The final episode of Spotify: A Product Story, the podcast miniseries hosted by Spotify’s Chief R&D Officer, dropped last week.
I really enjoyed this series because it goes into more technical depth than I expected. R&D leader Gustav Söderström does a great job of pinpointing and explaining the lessons learned from each of Spotify’s monuments product challenges. There should be something useful in there for every engineering leader.
Amongst the interesting technical stories covered are:
- How Spotify gradually worked machine learning into more and more of their stack, ensured they were solving real business problems with it, and what their plans are for the future.

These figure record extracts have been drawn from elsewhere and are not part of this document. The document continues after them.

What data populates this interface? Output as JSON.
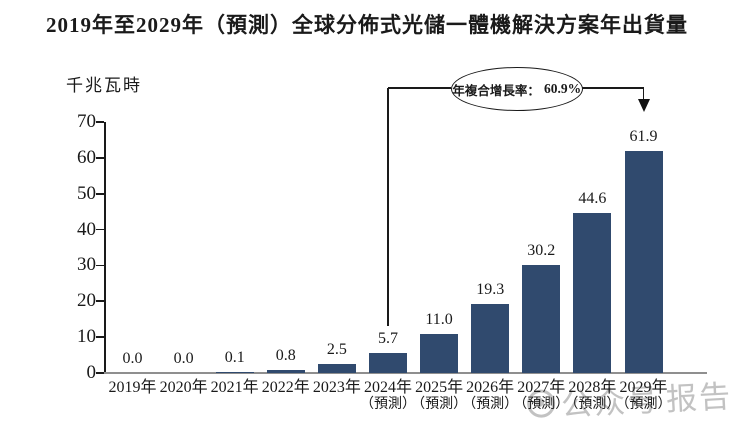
{
  "chart_data": {
    "type": "bar",
    "title": "2019年至2029年（預測）全球分佈式光儲一體機解決方案年出貨量",
    "ylabel": "千兆瓦時",
    "xlabel": "",
    "ylim": [
      0,
      70
    ],
    "yticks": [
      0,
      10,
      20,
      30,
      40,
      50,
      60,
      70
    ],
    "grid": false,
    "legend": null,
    "categories": [
      "2019年",
      "2020年",
      "2021年",
      "2022年",
      "2023年",
      "2024年",
      "2025年",
      "2026年",
      "2027年",
      "2028年",
      "2029年"
    ],
    "forecast_suffix": "（預測）",
    "forecast_from_index": 5,
    "values": [
      0.0,
      0.0,
      0.1,
      0.8,
      2.5,
      5.7,
      11.0,
      19.3,
      30.2,
      44.6,
      61.9
    ],
    "value_labels": [
      "0.0",
      "0.0",
      "0.1",
      "0.8",
      "2.5",
      "5.7",
      "11.0",
      "19.3",
      "30.2",
      "44.6",
      "61.9"
    ],
    "bar_color": "#304a6e",
    "annotation": {
      "label": "年複合增長率：",
      "value": "60.9%",
      "from_category": "2024年",
      "to_category": "2029年"
    }
  },
  "watermark": {
    "logo": "camera-icon",
    "text_left": "公众号",
    "text_right": "报告",
    "color": "#b8b8b8"
  }
}
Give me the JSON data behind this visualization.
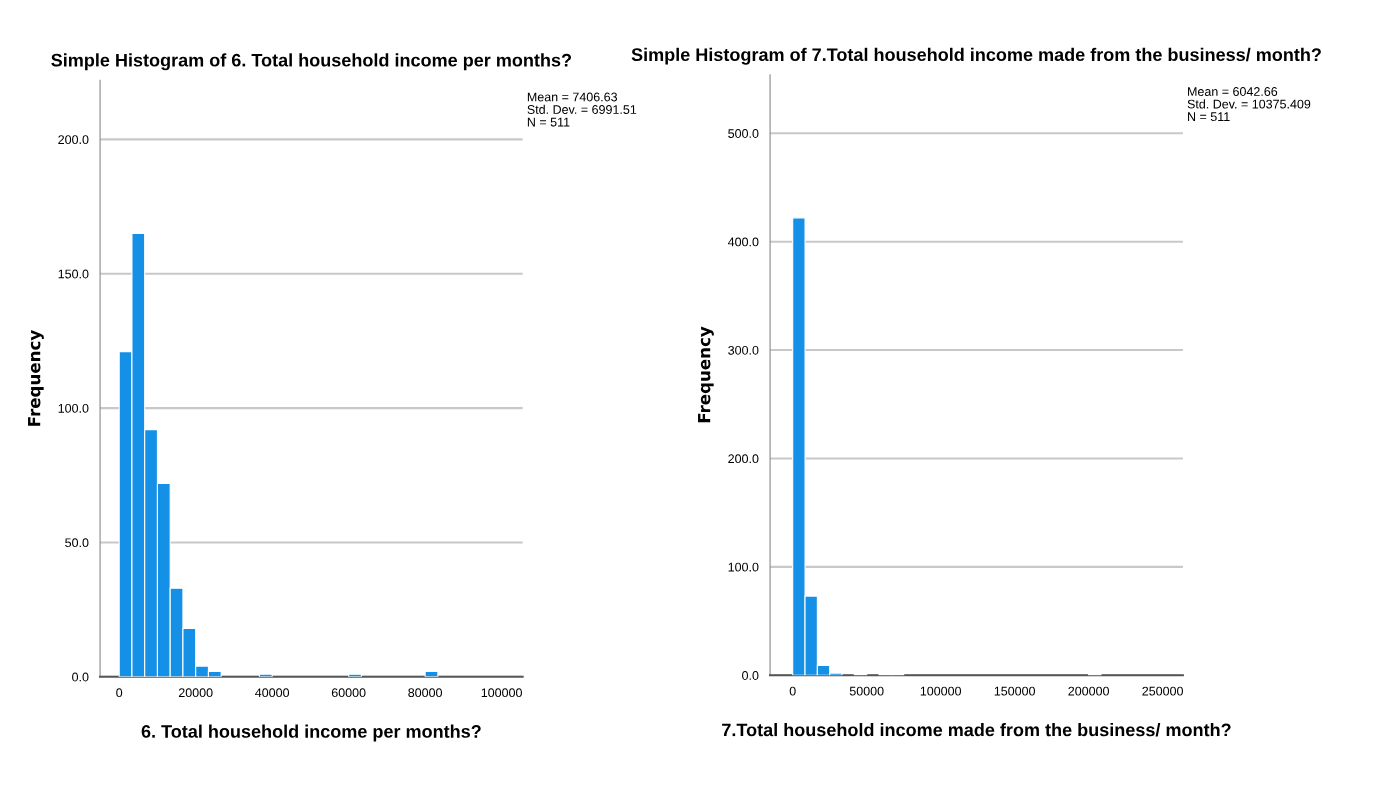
{
  "chart_data": [
    {
      "type": "histogram",
      "title": "Simple Histogram of 6. Total household income per months?",
      "xlabel": "6. Total household income per months?",
      "ylabel": "Frequency",
      "bins": [
        0,
        3333.33,
        6666.67,
        10000,
        13333.33,
        16666.67,
        20000,
        23333.33,
        26666.67,
        30000,
        33333.33,
        36666.67,
        40000,
        43333.33,
        46666.67,
        50000,
        53333.33,
        56666.67,
        60000,
        63333.33,
        66666.67,
        70000,
        73333.33,
        76666.67,
        80000,
        83333.33
      ],
      "values": [
        121,
        165,
        92,
        72,
        33,
        18,
        4,
        2,
        0,
        0,
        0,
        1,
        0,
        0,
        0,
        0,
        0,
        0,
        1,
        0,
        0,
        0,
        0,
        0,
        2
      ],
      "color": "#1490e6",
      "xlim": [
        -5000,
        105500
      ],
      "xticks": [
        0,
        20000,
        40000,
        60000,
        80000,
        100000
      ],
      "ylim": [
        0,
        222
      ],
      "yticks": [
        {
          "value": 0,
          "label": "0.0"
        },
        {
          "value": 50,
          "label": "50.0"
        },
        {
          "value": 100,
          "label": "100.0"
        },
        {
          "value": 150,
          "label": "150.0"
        },
        {
          "value": 200,
          "label": "200.0"
        }
      ],
      "grid": "y",
      "annotations": [
        "Mean = 7406.63\nStd. Dev. = 6991.51\nN = 511"
      ]
    },
    {
      "type": "histogram",
      "title": "Simple Histogram of 7.Total household income made from the business/ month?",
      "xlabel": "7.Total household income made from the business/ month?",
      "ylabel": "Frequency",
      "bins": [
        0,
        8333.33,
        16666.67,
        25000,
        33333.33,
        41666.67,
        50000,
        58333.33,
        66666.67,
        75000,
        83333.33,
        91666.67,
        100000,
        108333.33,
        116666.67,
        125000,
        133333.33,
        141666.67,
        150000,
        158333.33,
        166666.67,
        175000,
        183333.33,
        191666.67,
        200000,
        208333.33
      ],
      "values": [
        422,
        73,
        9,
        2,
        0,
        1,
        0,
        1,
        1,
        0,
        0,
        0,
        0,
        0,
        0,
        0,
        0,
        0,
        0,
        0,
        0,
        0,
        0,
        0,
        1
      ],
      "color": "#1490e6",
      "xlim": [
        -15300,
        263700
      ],
      "xticks": [
        0,
        50000,
        100000,
        150000,
        200000,
        250000
      ],
      "ylim": [
        0,
        554
      ],
      "yticks": [
        {
          "value": 0,
          "label": "0.0"
        },
        {
          "value": 100,
          "label": "100.0"
        },
        {
          "value": 200,
          "label": "200.0"
        },
        {
          "value": 300,
          "label": "300.0"
        },
        {
          "value": 400,
          "label": "400.0"
        },
        {
          "value": 500,
          "label": "500.0"
        }
      ],
      "grid": "y",
      "annotations": [
        "Mean = 6042.66\nStd. Dev. = 10375.409\nN = 511"
      ]
    }
  ]
}
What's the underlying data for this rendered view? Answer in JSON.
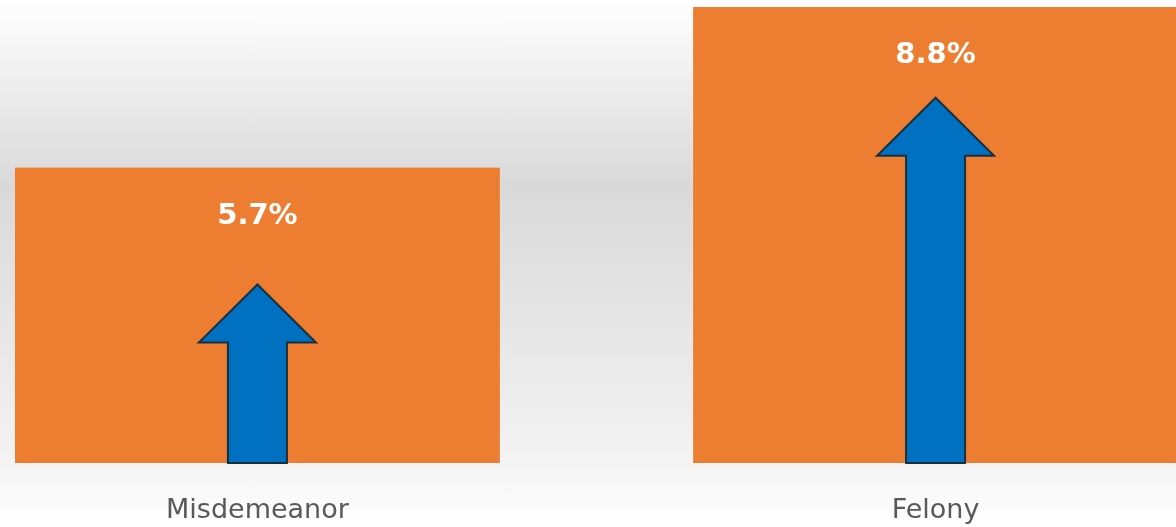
{
  "chart_data": {
    "type": "bar",
    "categories": [
      "Misdemeanor",
      "Felony"
    ],
    "values": [
      5.7,
      8.8
    ],
    "value_labels": [
      "5.7%",
      "8.8%"
    ],
    "color": "#ed7d31"
  }
}
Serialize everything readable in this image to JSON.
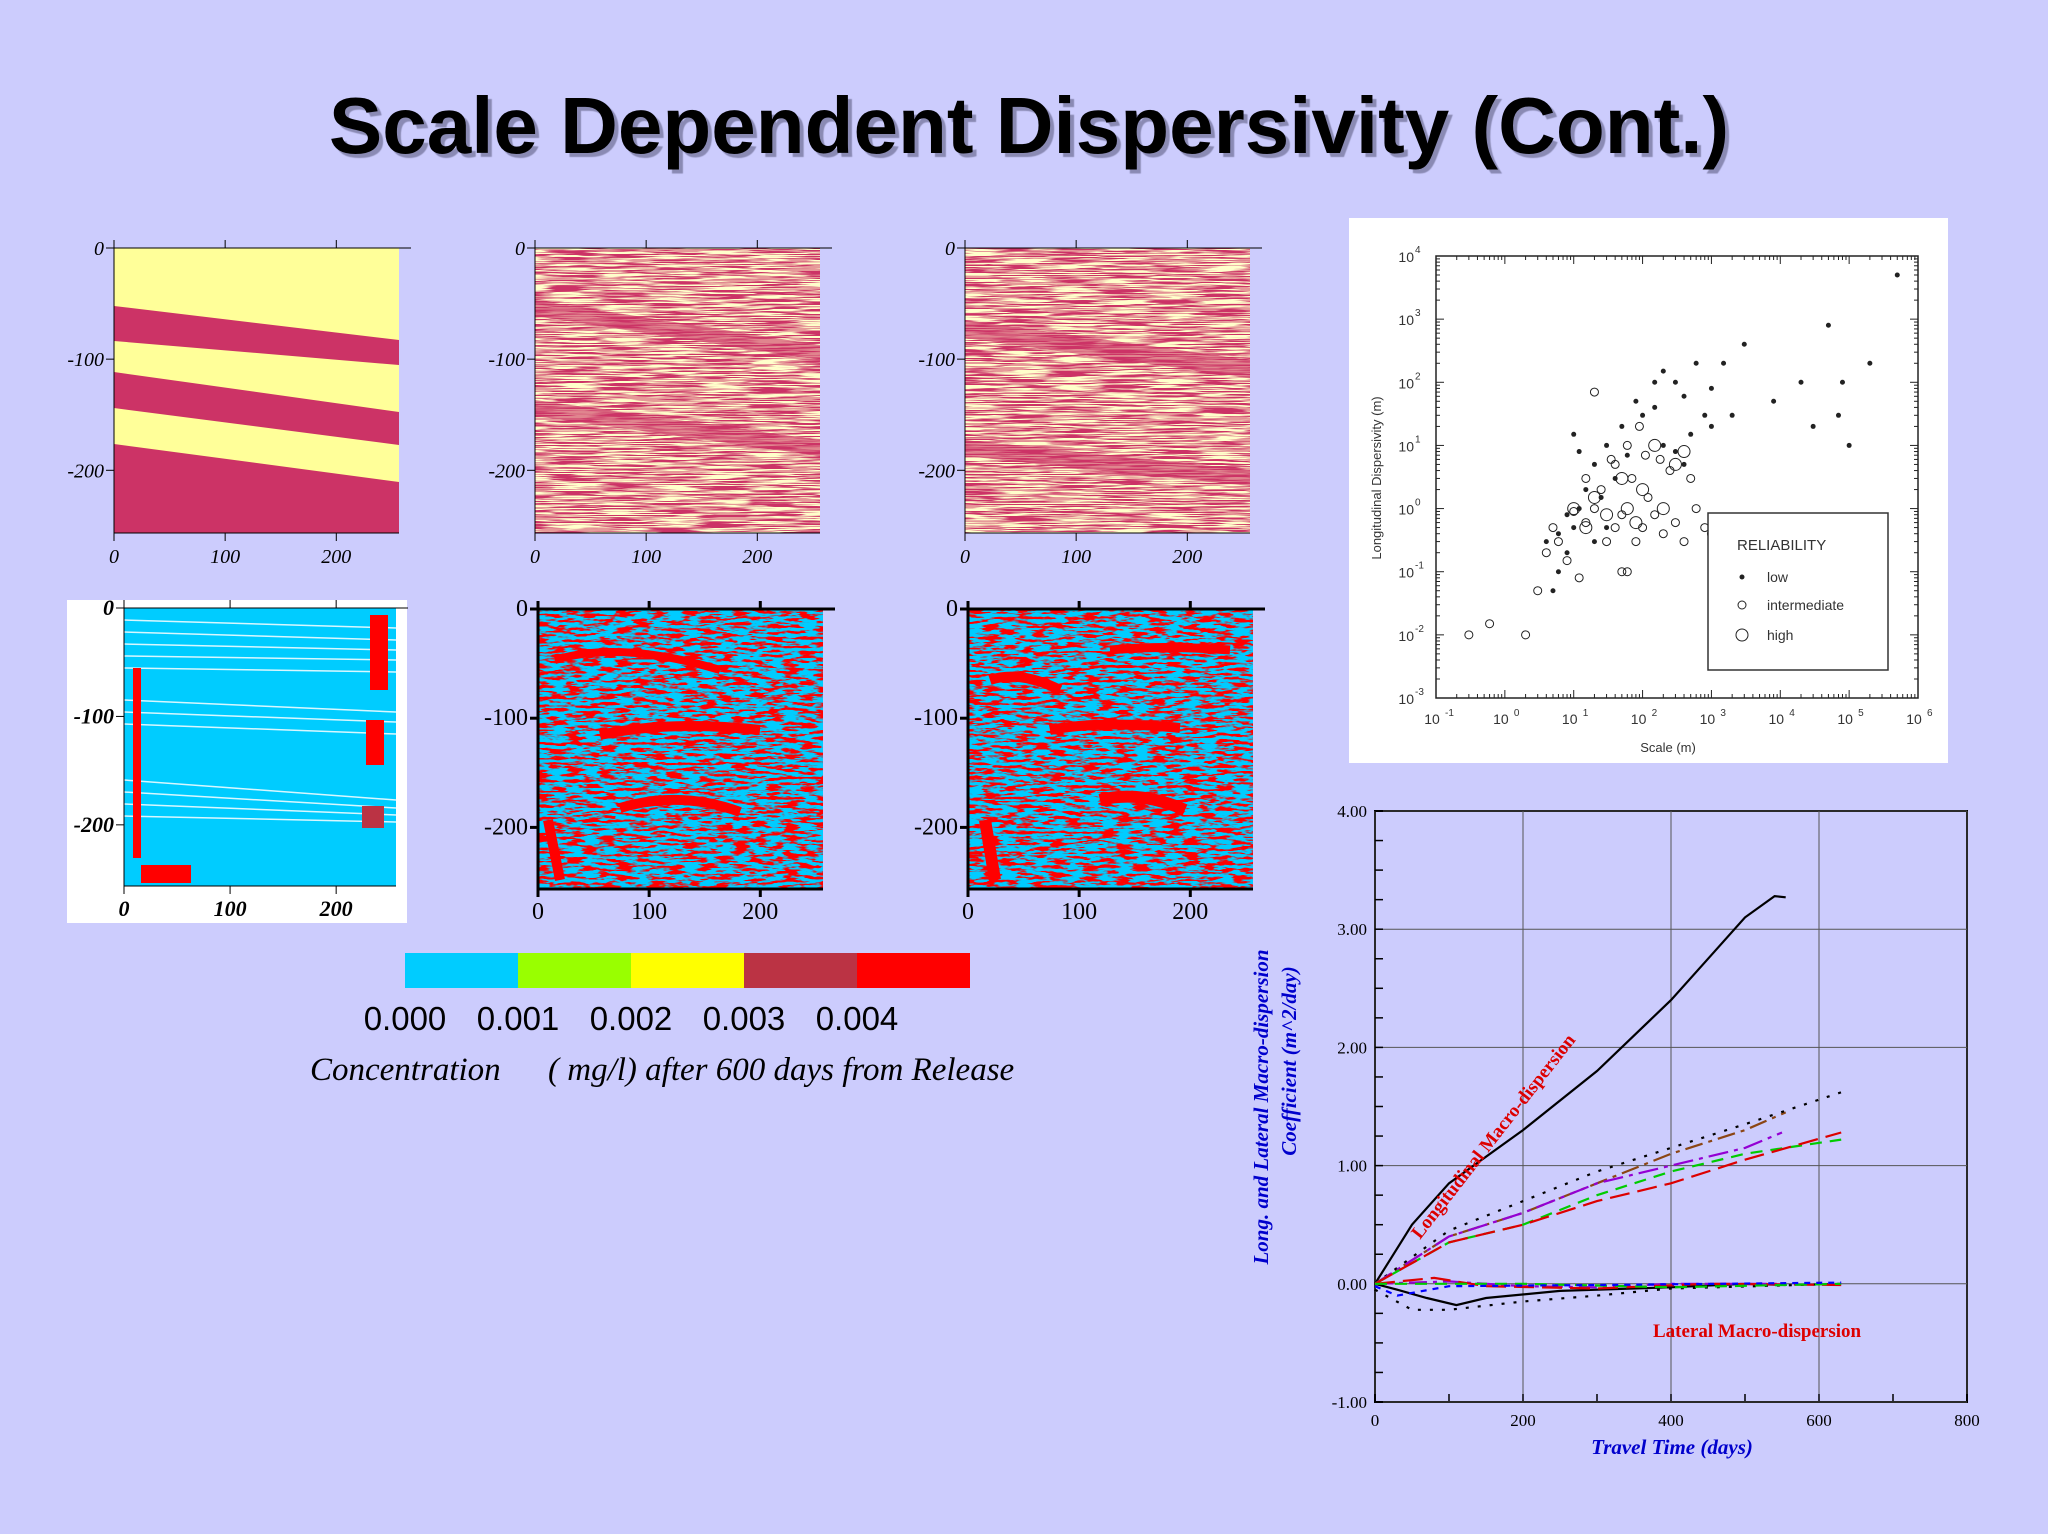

- How they switched from on-prem to the cloud over a number of years, how they chose their cloud vendor, and the hard choices they had to make along the way.
- Why Spotify chose to build Backstage, and how to think about build vs. buy decisions more generally.
Developer portals are a super power
I tackled two misconceptions about Backstage on the Roadie blog this week.
The main points are:
- Backstage is a reusable tool that can empower your engineers, rather than locking them in to a bespoke solution.
- Backstage doesn’t naturally block your engineers from reaching for direct API or UI access when required.
Staying on the path to high performing teams
Will Larson, ex-Stripe and currently CTO at Calm, explains that engineering teams typically exist on a continuum of 4 states. For each state, Will then describes the solution required to move the team up the value chain to the next state.
There’s also a section which explains how to think about doing this across multiple teams in an organization at the same time.
The mortifying ordeal of pairing all day
The Cloud Foundry R&D team at Pivotal paired on code, all day every day, for years at a time.
Nat Bennett shares their opinion on the burnout and organisational failure this experiment caused.
Merged into Backstage last week
It was a 3 day week in Sweden so only 32 pull requests were merged. We still got some goodies though.
Shortcuts plugin for sidebar
Spotify engineer Marcus Eide dropped this neat little shortcuts plugin in #5392. It lets you quickly add a shortcut to the Backstage sidebar.
The shortcuts are stored in your browser localstorage and are personal to you.
GitHub Release Manager plugin
This new plugin can help take some of the tedium out of publishing releases on GitHub by automatically cutting branches, tagging and releasing and promoting code, with help from the user.
There are screenshots in the pull request #5299 and the credit belongs to Spotify engineer Erik Engervall.